Podcast: Uber’s Ruby Zefo Believes You’re Entitled to Privacy
Our CEO, Daniel Barber enjoyed sitting down with Ruby Zefo for an episode of the Grailcast to hear about her take on the overlap of design and privacy. Our blog post shares the highlights of that conversation.
Listen to Zefo’s full conversation with our CEO Daniel Barber on the Grailcast.
Ruby Zefo, Chief Privacy Officer at Uber, thinks about digital privacy the same way you might think about safety while driving. Consider a race car driver. As the wind whizzes past, the driver can enjoy the speed, thanks to a harness, helmet, roll cage, and other equipment that is keeping him safe.
“He’s able to enjoy the experience because he has these safety features built-in,” Zefo says on a recent episode of our podcast, the Grailcast.
The driver trusts the car because he knows the manufacturer has designed it with safety in mind. Tech innovators need to take a similar approach, focusing on privacy at the same time as they build out the user experience.
“If you design your products and services with privacy in mind, then people will know that… they can just enjoy the experience you set up for them without worrying about it,” Zefo says.
These days, most people think of safety as an entitlement. They wouldn’t even consider driving in a car without seatbelts or airbags, no matter how well-designed the vehicle is. Zefo believes that privacy is going to become non-negotiable for tech consumers in the same way. Because of that, designers need to place privacy at the forefront.
“That’s the way we should be thinking about data privacy and security when we’re building things,” she says.
An Unexpected Career Focus
Zefo never imagined that she would be a leader in tech privacy when she graduated from Stanford University Law School. After working for a legal firm post-graduation, she was a counsel at Sun Microsystems in 1999 when CEO Scott McNealy bluntly told reporters, “You have zero privacy anyway. Get over it.”
Despite that, Zefo hired someone soon afterward who took a genuine interest in digital privacy, she says. Later, Zefo was working at Intel when discussions about privacy came to the forefront again after the company acquired security software specialist McAfee Inc.
“I was basically drop-kicked into it just very abruptly and also told to pick up cyber security at the same time,” she says. “Having both the cyber security and the privacy legal role was extremely helpful to get the bigger picture.”
That was the foundation for the rest of Zefo’s career.
“Practically overnight, I was told to build a global legal team to be able to handle this new set of challenges immediately on the horizon,” she says.
Soon, she found herself at the forefront of digital privacy.

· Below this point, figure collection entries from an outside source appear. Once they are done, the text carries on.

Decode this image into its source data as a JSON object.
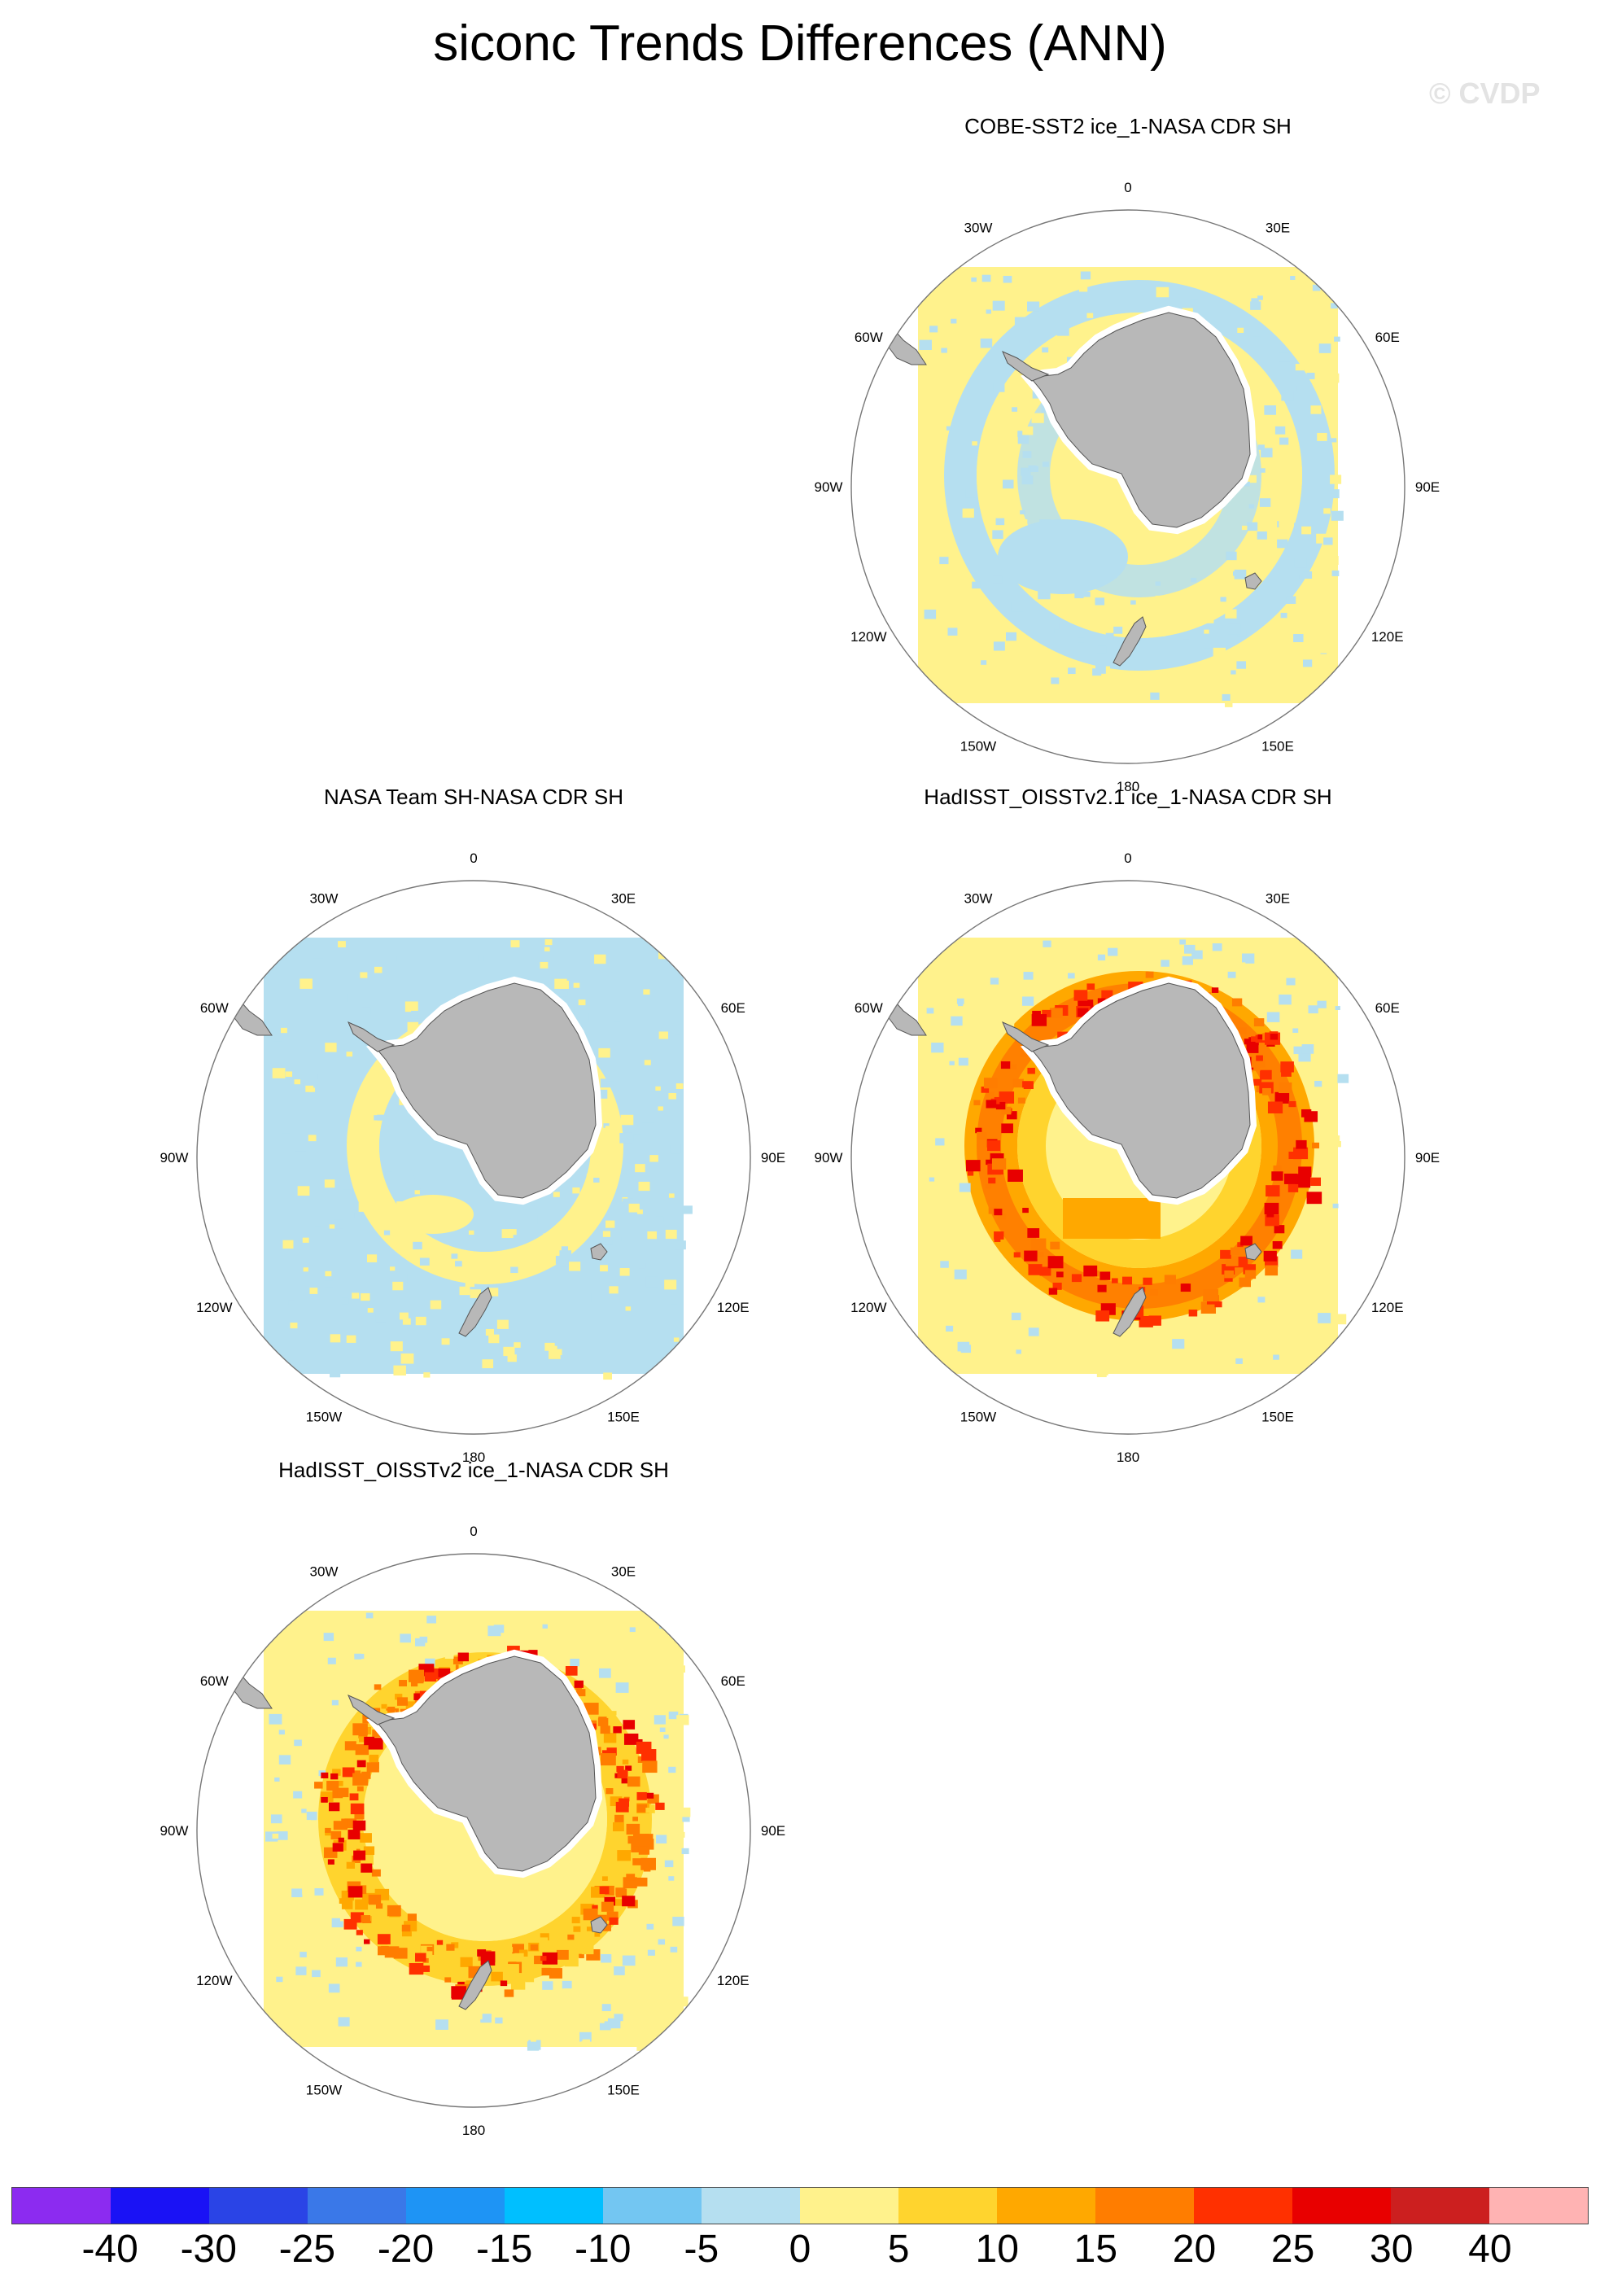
{
  "title": "siconc Trends Differences (ANN)",
  "watermark": "© CVDP",
  "lon_labels": [
    "0",
    "30E",
    "60E",
    "90E",
    "120E",
    "150E",
    "180",
    "150W",
    "120W",
    "90W",
    "60W",
    "30W"
  ],
  "panels": [
    {
      "title": "COBE-SST2 ice_1-NASA CDR SH",
      "pattern": "mostly small differences (-5 to 5) with near-zero light blue rings"
    },
    {
      "title": "NASA Team SH-NASA CDR SH",
      "pattern": "mostly slightly negative (-5 to 0) with positive near-coast ring"
    },
    {
      "title": "HadISST_OISSTv2.1 ice_1-NASA CDR SH",
      "pattern": "strong positive ring (10 to 30) around sea-ice edge"
    },
    {
      "title": "HadISST_OISSTv2 ice_1-NASA CDR SH",
      "pattern": "moderate positive ring (5 to 25) around sea-ice edge"
    }
  ],
  "colorbar": {
    "colors": [
      "#8c2bf0",
      "#1a12f5",
      "#2a44e6",
      "#3a78e8",
      "#1e94f5",
      "#00bfff",
      "#73c6f2",
      "#b5dff0",
      "#fff28c",
      "#ffd42e",
      "#ffa800",
      "#ff7d00",
      "#ff3000",
      "#e80000",
      "#cc1f1f",
      "#ffb3b3"
    ],
    "labels": [
      "-40",
      "-30",
      "-25",
      "-20",
      "-15",
      "-10",
      "-5",
      "0",
      "5",
      "10",
      "15",
      "20",
      "25",
      "30",
      "40"
    ]
  }
}
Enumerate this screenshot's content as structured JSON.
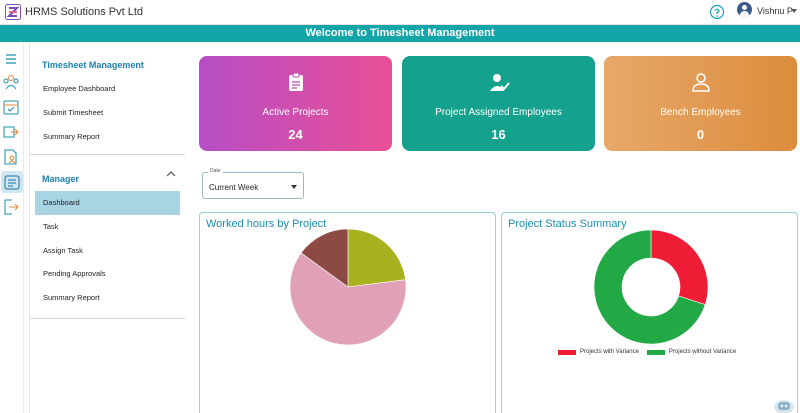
{
  "header": {
    "company": "HRMS Solutions Pvt Ltd",
    "user": "Vishnu P"
  },
  "banner": {
    "title": "Welcome to Timesheet Management"
  },
  "sidebar": {
    "timesheet_section": "Timesheet Management",
    "timesheet_items": [
      {
        "label": "Employee Dashboard"
      },
      {
        "label": "Submit Timesheet"
      },
      {
        "label": "Summary Report"
      }
    ],
    "manager_section": "Manager",
    "manager_items": [
      {
        "label": "Dashboard",
        "active": true
      },
      {
        "label": "Task"
      },
      {
        "label": "Assign Task"
      },
      {
        "label": "Pending Approvals"
      },
      {
        "label": "Summary Report"
      }
    ]
  },
  "rail_icons": [
    "menu-icon",
    "team-icon",
    "calendar-check-icon",
    "transfer-icon",
    "document-user-icon",
    "timesheet-calendar-icon",
    "logout-icon"
  ],
  "cards": [
    {
      "label": "Active Projects",
      "value": "24",
      "icon": "clipboard-icon"
    },
    {
      "label": "Project Assigned Employees",
      "value": "16",
      "icon": "user-check-icon"
    },
    {
      "label": "Bench Employees",
      "value": "0",
      "icon": "user-icon"
    }
  ],
  "filter": {
    "legend": "Date",
    "value": "Current Week"
  },
  "chart_data": [
    {
      "type": "pie",
      "title": "Worked hours by Project",
      "values": [
        23,
        62,
        15
      ],
      "colors": [
        "#a8b21e",
        "#dfa0b8",
        "#8d4a45"
      ]
    },
    {
      "type": "pie",
      "title": "Project Status Summary",
      "donut": true,
      "categories": [
        "Projects with Variance",
        "Projects without Variance"
      ],
      "values": [
        30,
        70
      ],
      "colors": [
        "#ee1c34",
        "#22a844"
      ],
      "legend": "bottom"
    }
  ]
}
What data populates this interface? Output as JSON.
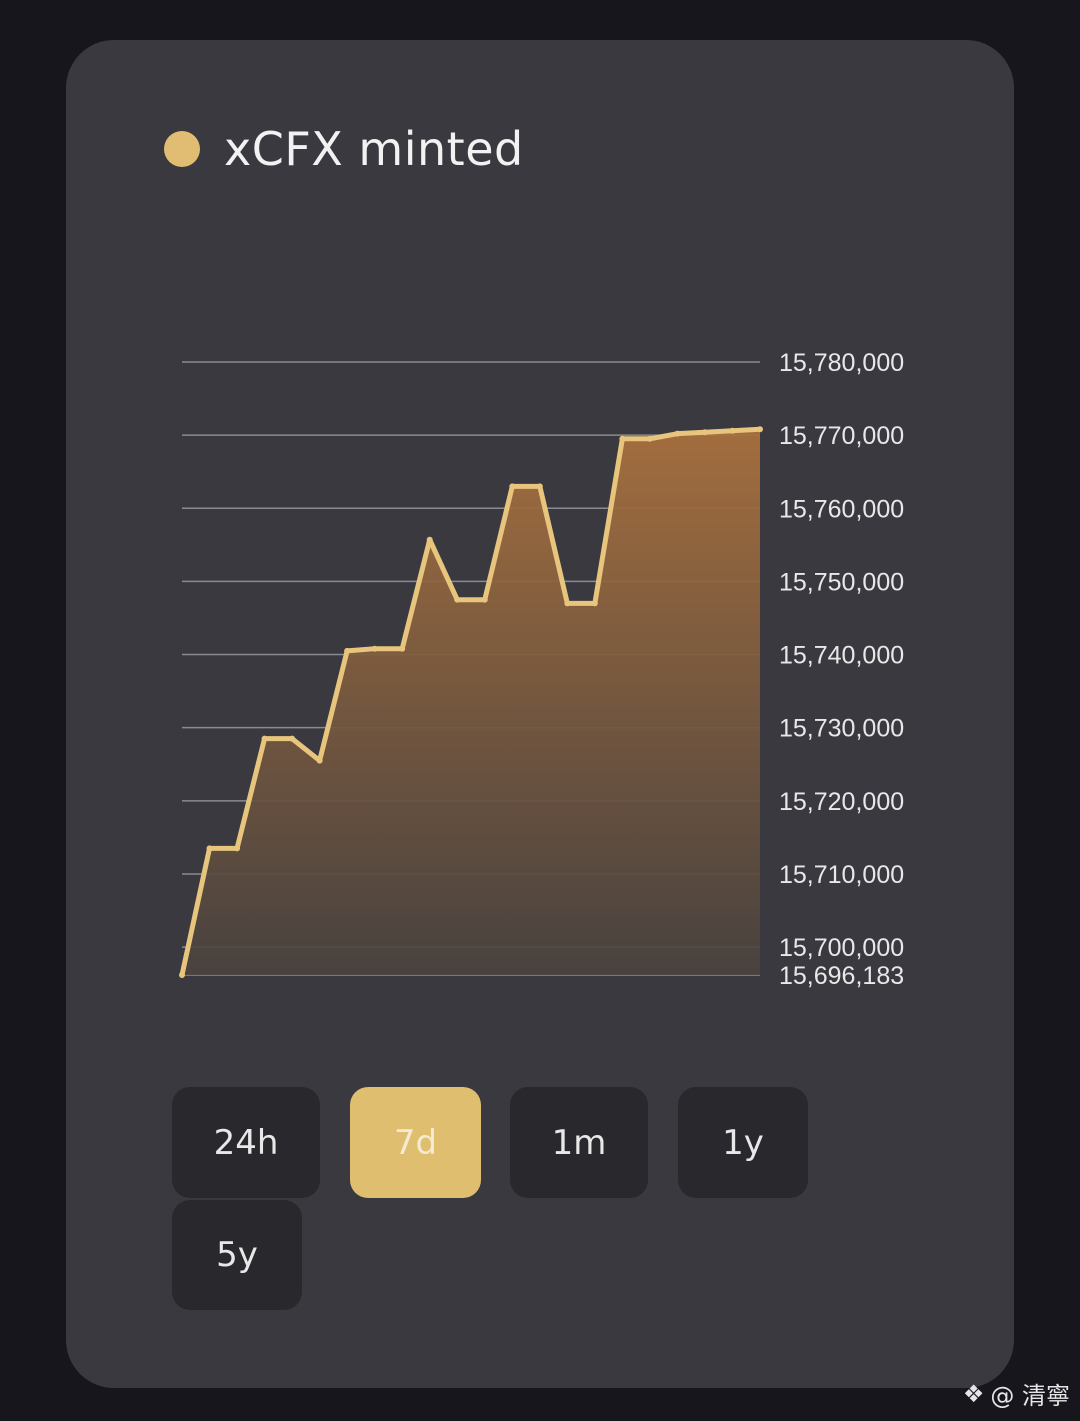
{
  "legend": {
    "label": "xCFX minted",
    "color": "#e0bd72"
  },
  "chart_data": {
    "type": "area",
    "series": [
      {
        "values": [
          15696183,
          15713500,
          15713500,
          15728500,
          15728500,
          15725500,
          15740500,
          15740800,
          15740800,
          15755700,
          15747500,
          15747500,
          15763000,
          15763000,
          15747000,
          15747000,
          15769500,
          15769500,
          15770200,
          15770400,
          15770600,
          15770800
        ]
      }
    ],
    "y_ticks": [
      {
        "value": 15780000,
        "label": "15,780,000"
      },
      {
        "value": 15770000,
        "label": "15,770,000"
      },
      {
        "value": 15760000,
        "label": "15,760,000"
      },
      {
        "value": 15750000,
        "label": "15,750,000"
      },
      {
        "value": 15740000,
        "label": "15,740,000"
      },
      {
        "value": 15730000,
        "label": "15,730,000"
      },
      {
        "value": 15720000,
        "label": "15,720,000"
      },
      {
        "value": 15710000,
        "label": "15,710,000"
      },
      {
        "value": 15700000,
        "label": "15,700,000"
      },
      {
        "value": 15696183,
        "label": "15,696,183"
      }
    ],
    "ylim": [
      15696183,
      15780000
    ],
    "grid": true,
    "line_color": "#e8c57c",
    "fill_top_color": "#a8703e",
    "fill_bottom_color": "#4a433f"
  },
  "range_buttons": [
    {
      "label": "24h",
      "active": false
    },
    {
      "label": "7d",
      "active": true
    },
    {
      "label": "1m",
      "active": false
    },
    {
      "label": "1y",
      "active": false
    },
    {
      "label": "5y",
      "active": false
    }
  ],
  "watermark": {
    "text": "@ 清寧"
  }
}
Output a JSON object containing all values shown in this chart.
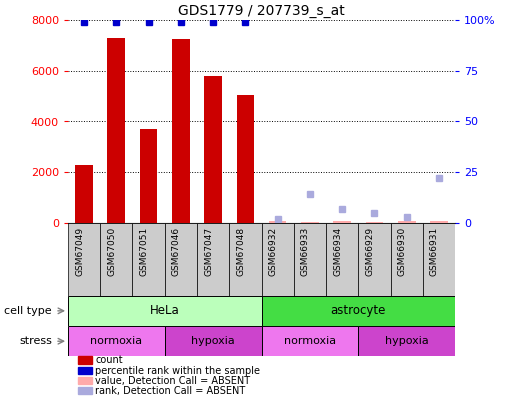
{
  "title": "GDS1779 / 207739_s_at",
  "samples": [
    "GSM67049",
    "GSM67050",
    "GSM67051",
    "GSM67046",
    "GSM67047",
    "GSM67048",
    "GSM66932",
    "GSM66933",
    "GSM66934",
    "GSM66929",
    "GSM66930",
    "GSM66931"
  ],
  "count_values": [
    2300,
    7300,
    3700,
    7250,
    5800,
    5050,
    null,
    null,
    null,
    null,
    null,
    null
  ],
  "count_absent_values": [
    null,
    null,
    null,
    null,
    null,
    null,
    50,
    20,
    50,
    20,
    50,
    50
  ],
  "percentile_values": [
    99,
    99,
    99,
    99,
    99,
    99,
    null,
    null,
    null,
    null,
    null,
    null
  ],
  "percentile_absent_values": [
    null,
    null,
    null,
    null,
    null,
    null,
    2,
    14,
    7,
    5,
    3,
    22
  ],
  "bar_color": "#cc0000",
  "percentile_color": "#0000cc",
  "absent_count_color": "#ffaaaa",
  "absent_rank_color": "#aaaadd",
  "ylim_left": [
    0,
    8000
  ],
  "ylim_right": [
    0,
    100
  ],
  "yticks_left": [
    0,
    2000,
    4000,
    6000,
    8000
  ],
  "yticks_right": [
    0,
    25,
    50,
    75,
    100
  ],
  "yticklabels_right": [
    "0",
    "25",
    "50",
    "75",
    "100%"
  ],
  "cell_type_labels": [
    {
      "label": "HeLa",
      "start": 0,
      "end": 6,
      "color": "#bbffbb"
    },
    {
      "label": "astrocyte",
      "start": 6,
      "end": 12,
      "color": "#44dd44"
    }
  ],
  "stress_labels": [
    {
      "label": "normoxia",
      "start": 0,
      "end": 3,
      "color": "#ee77ee"
    },
    {
      "label": "hypoxia",
      "start": 3,
      "end": 6,
      "color": "#cc44cc"
    },
    {
      "label": "normoxia",
      "start": 6,
      "end": 9,
      "color": "#ee77ee"
    },
    {
      "label": "hypoxia",
      "start": 9,
      "end": 12,
      "color": "#cc44cc"
    }
  ],
  "legend_items": [
    {
      "label": "count",
      "color": "#cc0000"
    },
    {
      "label": "percentile rank within the sample",
      "color": "#0000cc"
    },
    {
      "label": "value, Detection Call = ABSENT",
      "color": "#ffaaaa"
    },
    {
      "label": "rank, Detection Call = ABSENT",
      "color": "#aaaadd"
    }
  ],
  "xticklabel_bg": "#cccccc"
}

“The more you do, the more you learn, and the more you get to shape what happens next and be helpful,” she says. “That’s what I wanted to do.”
An Obligation for Stewardship
Today, Zefo believes that brands have an obligation to be good stewards of their users’ privacy. In part, that’s because the innovators have an understanding of the technology that most people lack.
“The data processing part of it is still a mystery to the average consumer,” she says. “It’s impossible for consumers to do this for themselves.”
That starts with embracing privacy protections as an essential part of the innovation process, she says. There’s no need for privacy concerns to hamper innovation.
Zefo is watching the legal and regulatory status of privacy requirements closely. Laws like the California Privacy Rights Act of 2020 (CPRA) will advance consumer rights and increase the need for accountability. Companies must be ready for that since governments around the globe will pass more legislation.
“That’s only going to keep happening,” Zefo says.
People who want to keep ahead of the regulatory framework can utilize resources from The International Association of Privacy Professionals (IAPP), where Zefo sits on the board. Information from law firms and guidance from data protection authorities can also help people see what might be on the horizon for consumer privacy.
“That’s very important, to see where [regulators’] minds are going,” she says.
Getting Started in Privacy protection
To people who are just starting their careers in tech, Zefo has a simple message: calm down.
“This is just the beginning of a very long journey,” she told her daughter’s graduating class.
Your first internship might not lead to a job; your first job might not be career-defining. There’s no prescriptive career path for getting into this field.
“It may be a very crooked path,” Zefo says. “But you can find your way into a very good role, no matter where you start out, because all of us have really diverse backgrounds.”
The most valuable thing you can have is the willingness and desire to keep learning. In a field that moves as quickly as data protection does, that’s essential. In fact, Zefo credits that attitude for her own success.
“If you asked me what will keep a person valuable through a lengthy career, it’s your desire and ability to learn new things quickly,” she says.
If you have that quality, dive in. “We really need more people in the field,” Zefo says.